3. Prioritize the list. With a smaller list, you can really look at the things that interest your kids, are required by the school or that you want them to do. Maybe these are daily things, or perhaps they are one-time things. Put them in order of importance. Pro-parenting tip: Allow each kid to pick one thing that they "must" do.

4. Cross more things off. Take more things off the list. Sure, baking class initially sounded fun to your elementary school child, but they picked playing Minecraft with their friends as their top priority. Plus, you may not have the ingredients, and no one has time to haul kids to the store, so off it goes. Be ruthless here: You do not need to do 17 things a day.

5. Make a cheat sheet.
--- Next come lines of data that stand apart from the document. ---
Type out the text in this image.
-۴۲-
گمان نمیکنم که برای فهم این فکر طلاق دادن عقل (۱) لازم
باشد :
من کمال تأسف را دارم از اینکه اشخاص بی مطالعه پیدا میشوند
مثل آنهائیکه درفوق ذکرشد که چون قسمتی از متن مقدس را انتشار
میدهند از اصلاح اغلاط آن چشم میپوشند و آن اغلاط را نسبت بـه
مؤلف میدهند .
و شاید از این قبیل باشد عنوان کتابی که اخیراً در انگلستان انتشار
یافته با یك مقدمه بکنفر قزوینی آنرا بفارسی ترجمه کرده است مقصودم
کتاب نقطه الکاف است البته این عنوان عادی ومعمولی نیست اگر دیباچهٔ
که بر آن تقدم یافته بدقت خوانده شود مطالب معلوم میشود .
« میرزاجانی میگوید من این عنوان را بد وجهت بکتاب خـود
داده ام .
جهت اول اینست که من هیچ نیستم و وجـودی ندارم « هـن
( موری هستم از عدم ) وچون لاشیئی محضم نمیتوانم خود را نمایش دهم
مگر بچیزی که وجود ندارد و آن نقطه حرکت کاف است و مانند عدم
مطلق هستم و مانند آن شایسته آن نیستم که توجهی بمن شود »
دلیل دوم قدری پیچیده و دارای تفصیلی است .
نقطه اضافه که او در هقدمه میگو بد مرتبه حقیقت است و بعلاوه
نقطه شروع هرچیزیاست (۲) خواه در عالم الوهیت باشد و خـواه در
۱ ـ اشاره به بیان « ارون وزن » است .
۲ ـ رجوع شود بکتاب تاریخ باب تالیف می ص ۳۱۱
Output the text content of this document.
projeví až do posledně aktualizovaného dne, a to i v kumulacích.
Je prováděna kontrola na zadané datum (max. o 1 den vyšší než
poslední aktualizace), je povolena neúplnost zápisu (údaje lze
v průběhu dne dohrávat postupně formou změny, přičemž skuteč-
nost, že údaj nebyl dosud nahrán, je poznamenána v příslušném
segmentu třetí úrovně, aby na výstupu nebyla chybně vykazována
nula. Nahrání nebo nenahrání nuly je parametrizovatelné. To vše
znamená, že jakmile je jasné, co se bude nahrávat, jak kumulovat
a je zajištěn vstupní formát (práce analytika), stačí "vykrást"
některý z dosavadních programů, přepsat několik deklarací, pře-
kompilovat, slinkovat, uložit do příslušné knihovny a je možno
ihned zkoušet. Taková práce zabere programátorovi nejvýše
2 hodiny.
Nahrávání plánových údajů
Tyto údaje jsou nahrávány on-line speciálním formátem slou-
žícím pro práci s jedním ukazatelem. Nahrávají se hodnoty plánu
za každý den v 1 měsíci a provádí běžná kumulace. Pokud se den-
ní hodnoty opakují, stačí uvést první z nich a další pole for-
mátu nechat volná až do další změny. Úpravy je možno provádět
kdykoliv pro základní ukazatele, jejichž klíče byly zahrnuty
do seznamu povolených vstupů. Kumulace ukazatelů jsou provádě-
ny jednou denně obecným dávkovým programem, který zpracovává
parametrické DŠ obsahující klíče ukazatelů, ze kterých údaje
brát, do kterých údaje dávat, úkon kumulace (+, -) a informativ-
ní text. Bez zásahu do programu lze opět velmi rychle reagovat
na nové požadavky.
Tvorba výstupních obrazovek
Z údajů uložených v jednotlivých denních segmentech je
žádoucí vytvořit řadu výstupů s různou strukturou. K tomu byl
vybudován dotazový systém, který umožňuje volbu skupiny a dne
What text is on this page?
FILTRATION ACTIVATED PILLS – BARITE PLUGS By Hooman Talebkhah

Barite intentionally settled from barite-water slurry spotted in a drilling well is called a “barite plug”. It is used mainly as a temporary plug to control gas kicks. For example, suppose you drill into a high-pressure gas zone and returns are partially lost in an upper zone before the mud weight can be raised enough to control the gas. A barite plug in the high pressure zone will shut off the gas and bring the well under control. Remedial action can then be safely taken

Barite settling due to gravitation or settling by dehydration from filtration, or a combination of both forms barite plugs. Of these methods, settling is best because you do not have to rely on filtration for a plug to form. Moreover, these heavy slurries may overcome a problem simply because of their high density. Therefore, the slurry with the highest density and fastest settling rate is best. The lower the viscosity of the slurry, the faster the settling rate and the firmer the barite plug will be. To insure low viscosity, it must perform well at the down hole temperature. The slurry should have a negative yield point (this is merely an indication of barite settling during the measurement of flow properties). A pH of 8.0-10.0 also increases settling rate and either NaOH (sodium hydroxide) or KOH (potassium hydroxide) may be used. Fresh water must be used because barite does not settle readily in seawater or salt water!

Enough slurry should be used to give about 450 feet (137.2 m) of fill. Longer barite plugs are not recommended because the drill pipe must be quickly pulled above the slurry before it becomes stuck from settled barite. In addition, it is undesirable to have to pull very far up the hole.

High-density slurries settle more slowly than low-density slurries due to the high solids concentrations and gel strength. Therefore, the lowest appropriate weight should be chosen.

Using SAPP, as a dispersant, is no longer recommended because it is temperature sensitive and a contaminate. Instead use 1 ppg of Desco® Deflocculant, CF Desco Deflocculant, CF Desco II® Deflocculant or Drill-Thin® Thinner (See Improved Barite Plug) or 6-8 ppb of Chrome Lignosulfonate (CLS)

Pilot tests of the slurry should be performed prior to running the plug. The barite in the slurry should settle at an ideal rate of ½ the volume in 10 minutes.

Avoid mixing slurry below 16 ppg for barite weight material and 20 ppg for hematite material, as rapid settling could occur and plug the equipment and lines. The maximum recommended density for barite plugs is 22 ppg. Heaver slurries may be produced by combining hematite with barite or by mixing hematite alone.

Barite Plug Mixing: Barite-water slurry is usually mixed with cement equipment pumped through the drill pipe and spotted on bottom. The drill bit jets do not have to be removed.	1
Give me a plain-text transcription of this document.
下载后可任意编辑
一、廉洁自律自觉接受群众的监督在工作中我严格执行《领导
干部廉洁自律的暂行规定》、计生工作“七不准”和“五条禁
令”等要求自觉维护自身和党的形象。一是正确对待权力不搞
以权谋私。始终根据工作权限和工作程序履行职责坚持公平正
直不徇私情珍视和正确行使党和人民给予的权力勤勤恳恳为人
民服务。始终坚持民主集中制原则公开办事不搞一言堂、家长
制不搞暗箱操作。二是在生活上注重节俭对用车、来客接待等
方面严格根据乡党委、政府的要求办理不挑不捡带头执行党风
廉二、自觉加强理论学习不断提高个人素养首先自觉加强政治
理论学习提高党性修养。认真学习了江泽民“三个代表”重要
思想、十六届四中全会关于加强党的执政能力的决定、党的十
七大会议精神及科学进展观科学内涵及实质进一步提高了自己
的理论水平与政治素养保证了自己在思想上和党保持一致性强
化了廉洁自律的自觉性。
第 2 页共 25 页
You can get a little crafty with this part. Make yourself a final list, get out the colored pencils and ... Nope. Just make a simple list. Then make a bookmark folder on your computer to click easily. Or a "saved" list on Facebook. Or a Pinterest board. Or even a YouTube channel list. Whatever it takes for you to be able to point and click.

6. Drink more coffee. Now, you can relax. You have an arsenal of things to keep your kids entertained that are educational or at least fun. This means you can do things like work, shower, make dinner, FaceTime your friends and drink another cup of (dare we wish for it?) hot coffee. The final step is an important one; don't forget it.

Yup, it's that simple. Remember, you do not have to do everything available. Your kids need time to be kids, even without their friends. Spending a day on arts and crafts or video games is OK. Schooling on Saturday is OK. Playing outside in the rain in your bathing suits is OK.

We will weather this storm, just like we endure every other one the military throws at us. Sure, we're having virtual wine nights and FaceTime coffee dates instead of hanging with our buddies, but we still have our friends.

And on the other side of this, we'll have the best party ever, when our spouses go back to work and the kids go back to school.